Внезапно, в момент пика гитарного сола, Мартин подпрыгнул, с размаху разбил свою гитару о пол и, не останавливаясь, набросился на басиста. Какофония визгливых звуков заскреблась по ушам, погружая народ в неистовство.
Басист присоединился к крушению, вдвоем с Мартином они размолотили ненужные старинные инструменты, как будто исполняли погребальный марш всем традициям. Скрежет кроил черепа, сама вселенная разрывалась от дикой ярости панк-рока. И в этой анархичной каше разрушения рождалась самая глубинная, истинная музыка. «Мандрейкс» не просто играли музыку — они дарили свой бунт, свою ярость, свое безумие каждому, кто был готов взять их и передать дальше.
Мартин восстановил гитару палочкой и поднял за гриф:
— Эй, есть желающие присоединиться?!
Толпа согласно загудела. Уолт попробовал пробиться на сцену, но один парень с шестого курса опередил его.
— Пора разъебать здесь все! — крикнул он, запрыгнув к музыкантам. — Всю эту жалкую школу!
Он смахнул с лица блеклые волосы и схватил лютню, а потом швырнул ее в окно. Со звоном стекло разбилось.
— О-о-о-о! — послышалось отовсюду.
Парень явно настроился на полный разгром. Заиграла следующая песня, и он присоединился к пению, точно походящему на звуки мандрагор.
— Какого хрена? — Уолт больно ткнул Барти, привлекая к себе внимание.
— Что? — Барти наклонился, чтобы лучше слышать. — О чем ты?
— Это же Сид! — Уолт затыкал на братавшегося с Мартином шестикурсника. — Сид Крик с Гриффиндора, внук профессора Крика!
— Серьезно?
— Да!
— Разве внук Крика не должен быть…
«Криком»?
— И я о том же!
— Нахуй все! — Сид схватил последнюю целую гитару и забренчал что-то несвязное, перекрывающее основную игру.
Толкучка занялась с новыми силами.
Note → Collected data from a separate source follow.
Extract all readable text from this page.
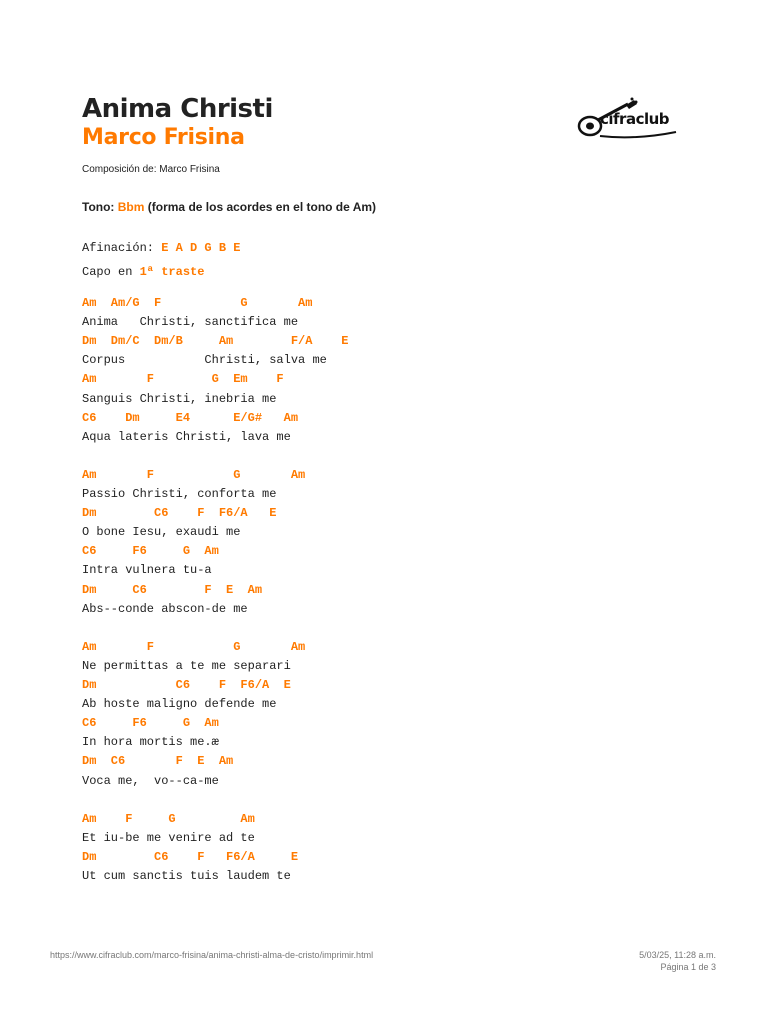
Anima Christi
Marco Frisina
cifraclub
Composición de: Marco Frisina
Tono: Bbm (forma de los acordes en el tono de Am)
Afinación: E A D G B E
Capo en 1ª traste
Am  Am/G  F           G       Am
Anima   Christi, sanctifica me
Dm  Dm/C  Dm/B     Am        F/A    E
Corpus           Christi, salva me
Am       F        G  Em    F
Sanguis Christi, inebria me
C6    Dm     E4      E/G#   Am
Aqua lateris Christi, lava me
Am       F           G       Am
Passio Christi, conforta me
Dm        C6    F  F6/A   E
O bone Iesu, exaudi me
C6     F6     G  Am
Intra vulnera tu-a
Dm     C6        F  E  Am
Abs--conde abscon-de me
Am       F           G       Am
Ne permittas a te me separari
Dm           C6    F  F6/A  E
Ab hoste maligno defende me
C6     F6     G  Am
In hora mortis me.æ
Dm  C6       F  E  Am
Voca me,  vo--ca-me
Am    F     G         Am
Et iu-be me venire ad te
Dm        C6    F   F6/A     E
Ut cum sanctis tuis laudem te
https://www.cifraclub.com/marco-frisina/anima-christi-alma-de-cristo/imprimir.html	5/03/25, 11:28 a.m.
Página 1 de 3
Находясь в эпицентре бури, Барти кое-как маневрировал в ней, но опасался за друга-коротышку — еще задавят, оглянуться не успеет. Спустя пару песен вдвоем они пробились к краю танцпола. Среди разноцветных одеяний у столиков мелкнуло ярко-желтое платье, и Барти сразу потащил Уолта туда.
— О, вот и вы, — Пандора глотнула из стакана с лимонадом. — Ух, ну и жарища!
Она замахала ладонью у раскрасневшегося лица. Светлое каре растрепалось и находилось в не меньшем хаосе, чем прически исполнителей.
— Как тебе? — Барти неопределенно мотнул головой.
— Неожиданно, — приподняв брови, она улыбнулась. — Но мне нравится. Джинджер натерла ногу, поэтому мы пока здесь.
Джинджер сидела на стуле и ощупывала левую ногу под коленом. Барти неловко отвел взгляд. Неподалеку эксцентричным волчком вертелся Сириус Блэк напару с вечно скованным Люпином.
— Как думаете, профессора пропишут нам пиздюлей за такое? — вдруг спросил Уолт.
— А мы тут при чем? — отозвалась Пандора.
—
Действительно.
— Она права, — Барти оглянулся назад. Повеселевший Джон так лихо отплясывал с какой-то девчонкой, что все вокруг предпочитали их сторониться. — Мы-то что сделали?
— Именно, что ничего, — когда Пандора поставила стакан, Уолт взял его и наполнил водой из палочки. Жадно напившись, он вытер рот горловиной джемпера. — А могли бы уйти.
— Еще чего! — Пандора воинственно поднялась со стула.
— Когда ты стал таким правильным? — толкнул Уолта Барти.
— Никогда. Я просто просчитываю разные варианты. А теперь предлагаю вернуться к веселью.
Они протиснулись ближе к знакомым лицам и растворились в насыщенной атмосфере легкости и беззаботности. Такими темпами к утру от Большого зала останутся одни руины. «Мандрейксы» не затихали ни на секунду, и люди тоже не останавливались, дрыгаясь и подпевая. Глаза Барти выхватывали из разноцветной полутьмы зеркальные блики блесток и яркие кусочки костюмов. Между телами повисла сизая дымка, соединяющая всех в одно многоногое и многорукое чудовище. Музыка звучала будто бы отовсюду, погружая Барти в состояние восторга и бескрайней свободы. На танцполе смешались все, границы между факультетами стерлись под влиянием магии музыки и танца: меньше, чем за чам «Мандрейксы» добились куда больше, чем настоящее Министерство.
—
Я бы умер здесь, если бы было можно! — поделился Барти с Уолтом.
—
Не стоит, братан! Пропустишь все веселье!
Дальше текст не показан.